To show off the game, the developers have released a video of the first 13 minutes of the game. The execution is so flawless that it is easy to forget that this is a game you can actually play and not just a clip from the tv show.
The game works on multiple levels. Stripped of its source material, the game is an RPG modeled similarly to the turn-based games popular in Japan. You collect loot, you go on quests, and when bad guys emerge you take turn attacking each other until they are dead. When you add in the massive world of South Park (a tiny town with a deep, absurdly rich history) you get a story that practically demands it be played. According to the developers, you can wander pretty much anywhere in town – including many of the places featured on the show. If you ever wondered what it would be like to live in South Park, this is the best you’re going to get outside of turning yourself into a two-dimensional construction-paper cut out.
Another great feature of the game is that it has kept all of the irreverent humor found in the series. It would have been easy to pull some punches in order to appeal to a wider audience, but that wouldn’t have been “South Park.” The show has always been over the top, and the game looks like it never blinks. Where else could you expect to choose your class as “Jew,” complete with rabbinical robes and staff? Only in a South Park game would a character suggest you block an attack before you get “hit in the balls.”
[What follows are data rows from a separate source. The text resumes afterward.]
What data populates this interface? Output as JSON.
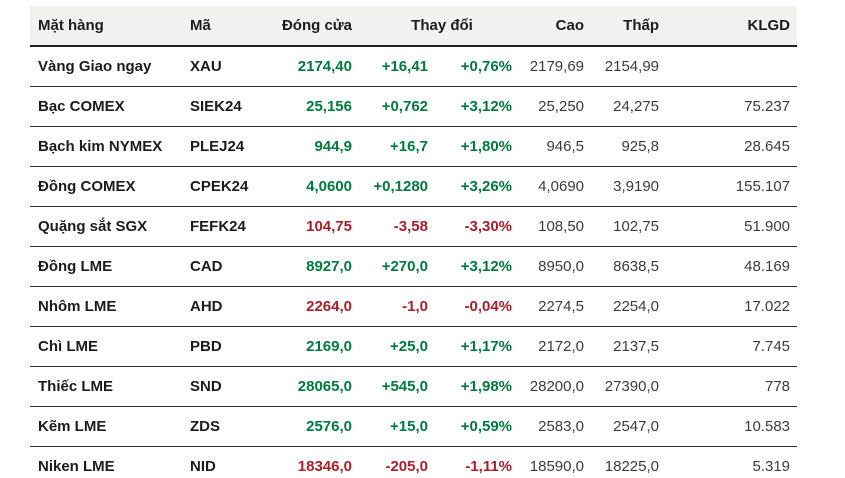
{
  "colors": {
    "positive": "#00793f",
    "negative": "#a8202c",
    "header_bg": "#f1f1ef",
    "header_text": "#1c1c1c",
    "plain_text": "#3c3c3c"
  },
  "chart_data": {
    "type": "table",
    "title": "",
    "headers": {
      "item": "Mặt hàng",
      "code": "Mã",
      "close": "Đóng cửa",
      "change": "Thay đổi",
      "high": "Cao",
      "low": "Thấp",
      "volume": "KLGD"
    },
    "rows": [
      {
        "item": "Vàng Giao ngay",
        "code": "XAU",
        "close": "2174,40",
        "change": "+16,41",
        "change_pct": "+0,76%",
        "high": "2179,69",
        "low": "2154,99",
        "volume": "",
        "direction": "up"
      },
      {
        "item": "Bạc COMEX",
        "code": "SIEK24",
        "close": "25,156",
        "change": "+0,762",
        "change_pct": "+3,12%",
        "high": "25,250",
        "low": "24,275",
        "volume": "75.237",
        "direction": "up"
      },
      {
        "item": "Bạch kim NYMEX",
        "code": "PLEJ24",
        "close": "944,9",
        "change": "+16,7",
        "change_pct": "+1,80%",
        "high": "946,5",
        "low": "925,8",
        "volume": "28.645",
        "direction": "up"
      },
      {
        "item": "Đồng COMEX",
        "code": "CPEK24",
        "close": "4,0600",
        "change": "+0,1280",
        "change_pct": "+3,26%",
        "high": "4,0690",
        "low": "3,9190",
        "volume": "155.107",
        "direction": "up"
      },
      {
        "item": "Quặng sắt SGX",
        "code": "FEFK24",
        "close": "104,75",
        "change": "-3,58",
        "change_pct": "-3,30%",
        "high": "108,50",
        "low": "102,75",
        "volume": "51.900",
        "direction": "down"
      },
      {
        "item": "Đồng LME",
        "code": "CAD",
        "close": "8927,0",
        "change": "+270,0",
        "change_pct": "+3,12%",
        "high": "8950,0",
        "low": "8638,5",
        "volume": "48.169",
        "direction": "up"
      },
      {
        "item": "Nhôm LME",
        "code": "AHD",
        "close": "2264,0",
        "change": "-1,0",
        "change_pct": "-0,04%",
        "high": "2274,5",
        "low": "2254,0",
        "volume": "17.022",
        "direction": "down"
      },
      {
        "item": "Chì LME",
        "code": "PBD",
        "close": "2169,0",
        "change": "+25,0",
        "change_pct": "+1,17%",
        "high": "2172,0",
        "low": "2137,5",
        "volume": "7.745",
        "direction": "up"
      },
      {
        "item": "Thiếc LME",
        "code": "SND",
        "close": "28065,0",
        "change": "+545,0",
        "change_pct": "+1,98%",
        "high": "28200,0",
        "low": "27390,0",
        "volume": "778",
        "direction": "up"
      },
      {
        "item": "Kẽm LME",
        "code": "ZDS",
        "close": "2576,0",
        "change": "+15,0",
        "change_pct": "+0,59%",
        "high": "2583,0",
        "low": "2547,0",
        "volume": "10.583",
        "direction": "up"
      },
      {
        "item": "Niken LME",
        "code": "NID",
        "close": "18346,0",
        "change": "-205,0",
        "change_pct": "-1,11%",
        "high": "18590,0",
        "low": "18225,0",
        "volume": "5.319",
        "direction": "down"
      }
    ]
  }
}
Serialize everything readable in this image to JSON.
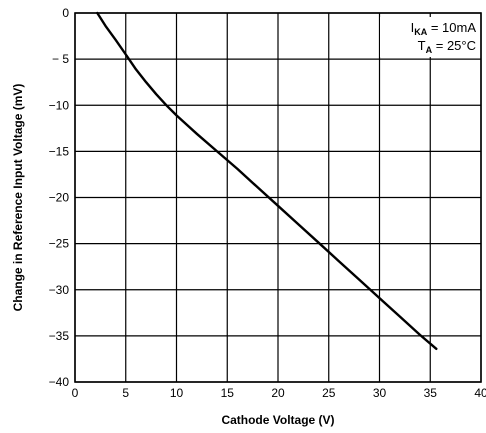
{
  "chart_data": {
    "type": "line",
    "xlabel": "Cathode Voltage (V)",
    "ylabel": "Change in Reference Input Voltage (mV)",
    "xlim": [
      0,
      40
    ],
    "ylim": [
      -40,
      0
    ],
    "x_ticks": [
      0,
      5,
      10,
      15,
      20,
      25,
      30,
      35,
      40
    ],
    "y_ticks": [
      0,
      -5,
      -10,
      -15,
      -20,
      -25,
      -30,
      -35,
      -40
    ],
    "x_tick_labels": [
      "0",
      "5",
      "10",
      "15",
      "20",
      "25",
      "30",
      "35",
      "40"
    ],
    "y_tick_labels": [
      "0",
      "− 5",
      "−10",
      "−15",
      "−20",
      "−25",
      "−30",
      "−35",
      "−40"
    ],
    "grid": true,
    "annotation": {
      "line1_symbol": "I",
      "line1_subscript": "KA",
      "line1_value": " = 10mA",
      "line2_symbol": "T",
      "line2_subscript": "A",
      "line2_value": " = 25°C"
    },
    "series": [
      {
        "x": [
          2.2,
          3,
          4,
          5,
          6,
          7,
          8,
          9,
          10,
          12,
          14,
          16,
          18,
          20,
          22,
          24,
          26,
          28,
          30,
          32,
          34,
          35.6
        ],
        "y": [
          0,
          -1.4,
          -2.9,
          -4.5,
          -6.1,
          -7.5,
          -8.8,
          -10.0,
          -11.1,
          -13.1,
          -15.0,
          -16.9,
          -18.9,
          -20.9,
          -22.9,
          -24.9,
          -26.9,
          -28.9,
          -30.9,
          -32.9,
          -34.9,
          -36.4
        ]
      }
    ]
  }
}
Your home base. Notice the variety of shops you can interact with.
According to those who have played it, the games fighting mechanics are surprisingly nuanced. Here is IGN explaining the various factors that go into a battle:
[Y]our attacks amplify or dull based on how well you do with timed button presses as you go on the offensive. For instance, one special hammer attack by Butters has you twirl the left thumbstick, then press A when you see a bushel of flames engulf the young Stotch. Take on the wrong enemy before you’re sufficiently leveled-up and you will die. I bit the bullet once during a brush-up with a herd of horse-riding Mongorians [sic] and, yep, another reference awaited me at the Game Over screen, as I found myself at Heaven’s pearly gates, greeted by a group of smiling Mormons. Collectibles abound, too, such as Chinpokomon. And you also earn a new Perk, such as Protect My Balls (take greatly decreased damage when critically injured), for every certain number of friends you make.
Ignoring the South Park humor, the mechanics would fit nicely even among the top-shelf RPGs. It’s refreshing to see a game developer taking a video game based on a television show seriously.
In the 13-minute preview, we see that the story revolves around a customizable new kid who arrives to South Park after a mysterious incident his parents don’t want to talk about. You very quickly begin making friends (and enemies) in town. When you meet Eric Cartman the game really kicks off. You’ll have quests assigned to you and side ones you can choose to complete, you can buy and sell items (mostly equipment that the kids have cobbled together), and explore the world. As you go through the missions, you will also learn more about your past. The overly-dramatic storylines are a major part of South Park’s ability to make us laugh, and this video game plays nicely to that. While fighting evil elves and casting spells, you may even forget that you’re still just a bunch of kids playing make believe. That’s about a good a description of childhood as any.